Schlaganfallrisiko vermindern |
25.05.1998 00:00 Uhr |
Medizin
Von 300.000 bis 500.000 Schlaganfällen, die jährlich in Deutschland
auftreten, verlaufen 20 bis 40 Prozent innerhalb eines Monats tödlich. Von
den übrigen Patienten wird ein großer Teil zu Pflegefällen. 100.000
Menschen sterben jedes Jahr an den Folgen eines Schlaganfalls, das
entspricht etwa 11 Prozent aller Todesfälle. Und nicht zuletzt: Die
Behandlung von Schlaganfallpatienten kostet pro Jahr 6 Milliarden DM.
Gründe genug, etwas gegen den Schlaganfall zu unternehmen. Am meisten
läßt sich durch eine effektive antihypertensive Therapie erreichen.
Der beste Prädiktor für Komplikationen der Hypertonie wie Schlaganfall, koronare
Herzkrankheit und Nephropathie ist der systolische Blutdruck. Bei 40 Prozent aller
Schlaganfall-Patienten liegt er über 140mmHg. Durch eine antihypertensive Therapie
läßt sich die Häufigkeit tödlicher Schlaganfälle um 37 Prozent, die nicht tödlicher um
43 Prozent senken, wie große Interventionsstudien ergaben. In den USA hat die
Schlaganfallmortalität in den letzten 20 Jahren dank der antihypertensiven Therapie
um 60 Prozent abgenommen, wie Dr. Christian S. Breburda, Rotterdam, auf einer
Pressekonferenz in Wien ausführte.
Nach Schätzungen sind etwa 20 Prozent der Deutschen Hypertoniker. Das sind 16
Millionen Menschen. Bei 11 Millionen ist der erhöhte Blutdruck bekannt, 9
Millionen werden behandelt, von den Behandelten sind 4 Millionen normoton. Das
größte Problem in der antihypertensiven Langzeittherapie sind die Nebenwirkungen.
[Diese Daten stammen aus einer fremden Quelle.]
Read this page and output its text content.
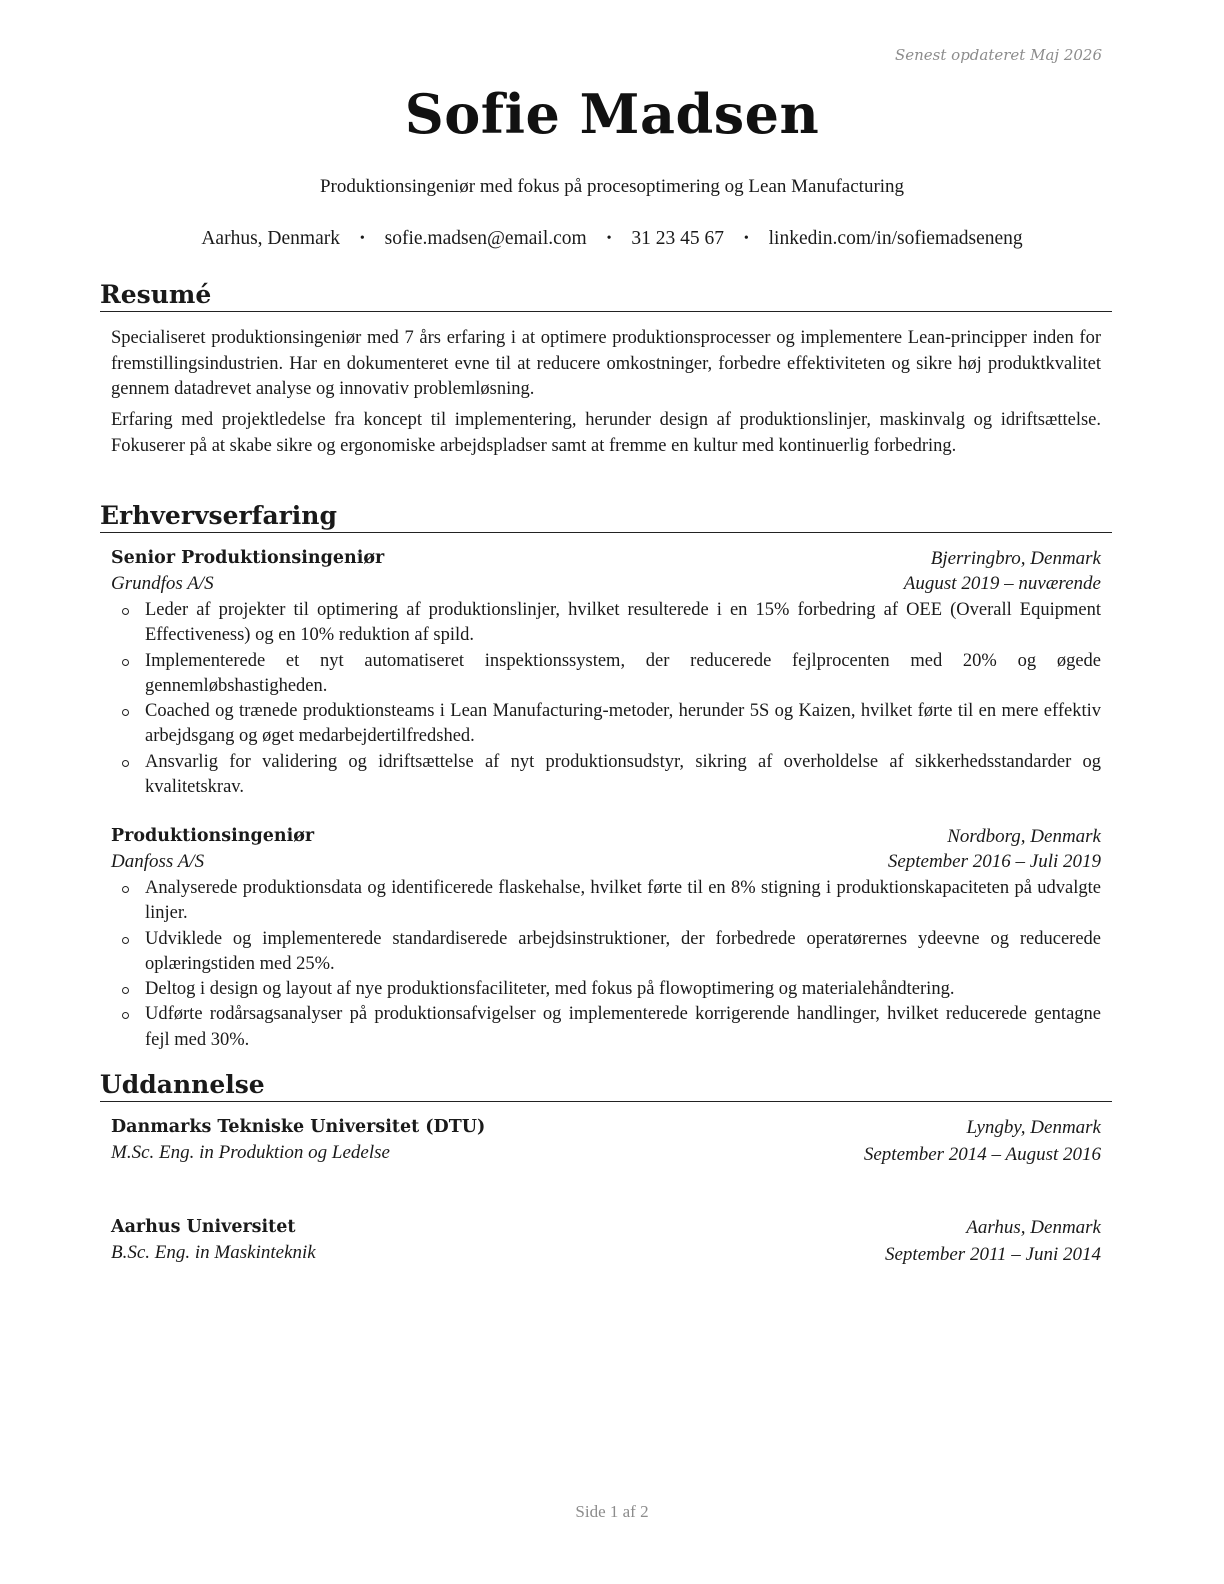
Senest opdateret Maj 2026
Sofie Madsen
Produktionsingeniør med fokus på procesoptimering og Lean Manufacturing
Aarhus, Denmark • sofie.madsen@email.com • 31 23 45 67 • linkedin.com/in/sofiemadseneng
Resumé

Specialiseret produktionsingeniør med 7 års erfaring i at optimere produktionsprocesser og implementere Lean-principper inden for fremstillingsindustrien. Har en dokumenteret evne til at reducere omkostninger, forbedre effektiviteten og sikre høj produktkvalitet gennem datadrevet analyse og innovativ problemløsning.

Erfaring med projektledelse fra koncept til implementering, herunder design af produktionslinjer, maskinvalg og idriftsættelse. Fokuserer på at skabe sikre og ergonomiske arbejdspladser samt at fremme en kultur med kontinuerlig forbedring.

Erhvervserfaring
Senior Produktionsingeniør	Bjerringbro, Denmark
Grundfos A/S	August 2019 – nuværende
Leder af projekter til optimering af produktionslinjer, hvilket resulterede i en 15% forbedring af OEE (Overall Equipment Effectiveness) og en 10% reduktion af spild.
Implementerede et nyt automatiseret inspektionssystem, der reducerede fejlprocenten med 20% og øgede gennemløbshastigheden.
Coached og trænede produktionsteams i Lean Manufacturing-metoder, herunder 5S og Kaizen, hvilket førte til en mere effektiv arbejdsgang og øget medarbejdertilfredshed.
Ansvarlig for validering og idriftsættelse af nyt produktionsudstyr, sikring af overholdelse af sikkerhedsstandarder og kvalitetskrav.
Produktionsingeniør	Nordborg, Denmark
Danfoss A/S	September 2016 – Juli 2019
Analyserede produktionsdata og identificerede flaskehalse, hvilket førte til en 8% stigning i produktionskapaciteten på udvalgte linjer.
Udviklede og implementerede standardiserede arbejdsinstruktioner, der forbedrede operatørernes ydeevne og reducerede oplæringstiden med 25%.
Deltog i design og layout af nye produktionsfaciliteter, med fokus på flowoptimering og materialehåndtering.
Udførte rodårsagsanalyser på produktionsafvigelser og implementerede korrigerende handlinger, hvilket reducerede gentagne fejl med 30%.
Uddannelse
Danmarks Tekniske Universitet (DTU)	Lyngby, Denmark
M.Sc. Eng. in Produktion og Ledelse	September 2014 – August 2016
Aarhus Universitet	Aarhus, Denmark
B.Sc. Eng. in Maskinteknik	September 2011 – Juni 2014
Side 1 af 2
Deshalb führt nur ein kleiner Teil der Patienten eine begonnene Medikation nach
einem Jahr noch konsequent fort. Bei Diuretika beträgt dieser Anteil weniger als 5
Prozent, bei Betarezeptorenblockern 17 Prozent, bei ACE-Hemmern 33 und bei
Calciumantagonisten 29 Prozent. Ein starkes Argument dafür,
Angiotensin-II-Hemmer einzusetzen, die als einzige Antihypertensiva-Gruppe in
klinischen Studien eine Nebenwirkungshäufigkeit im Placebobereich gezeigt haben.
Doch es gibt möglicherweise noch einen weiteren Vorteil von
Angiotensin-II-Rezeptorantagonisten, der sich allerdings erst noch klinisch bestätigen
muß. Alle bisher bekannten kardiovaskulären und proliferativen Wirkungen von
Angiotensin II werden über den AT1-Rezeptor vermittelt, der durch
Angiotensin-II-Rezeptorantagonisten selektiv gehemmt wird. Durch Stimulation
eines anderen Subtyps, des AT2-Rezeptors, weist Angiotensin II wahrscheinlich
antiproliferative Effekte auf. Tierexperimentell konnte durch Gentransfer von
AT2-Rezeptoren die Neointima-Proliferation in vivo unterdrückt werden, berichtete
Professor Dr. Martin Paul, Berlin.
Bremst man durch ACE-Hemmer die Bildung von Angiotensin II, wird zwar die
proliferationsfördernde Wirkung am AT1-Rezeptor unterbunden, aber der
antiproliferative Effekt am AT2-Rezeptor nicht genutzt. Setzt man
Angiotensin-II-Rezeptorantagonisten ein, wird Angiotensin II nach wie vor gebildet,
kann aber nur an AT2-Rezeptoren binden, da die ATI-Rezeptoren blockiert sind.
Theoretisch ist damit eine doppelte antiproliferative Wirkung verbunden.
Von den verfügbaren Angiotensin-II-Rezeptorantagonisten weist Eprosartan eine
Besonderheit auf, berichtete der Referent. Die Substanz vermindere durch ihren
Angriffspunkt an präsynaptischen AT1-Rezeptoren die Catecholamin-Wirkung. Im
Tierversuch bremste Eprosartan deshalb den Sympathicus-stimulierten
Blutdruckanstieg. Mit diesem Effekt könne die klinische Beobachtung erklärt
werden, daß Eprosartan einen besonders ausgeprägten Effekt auf den systolischen
Blutdruck hat, der den besten Prädiktor für das Schlaganfallrisiko darstelle.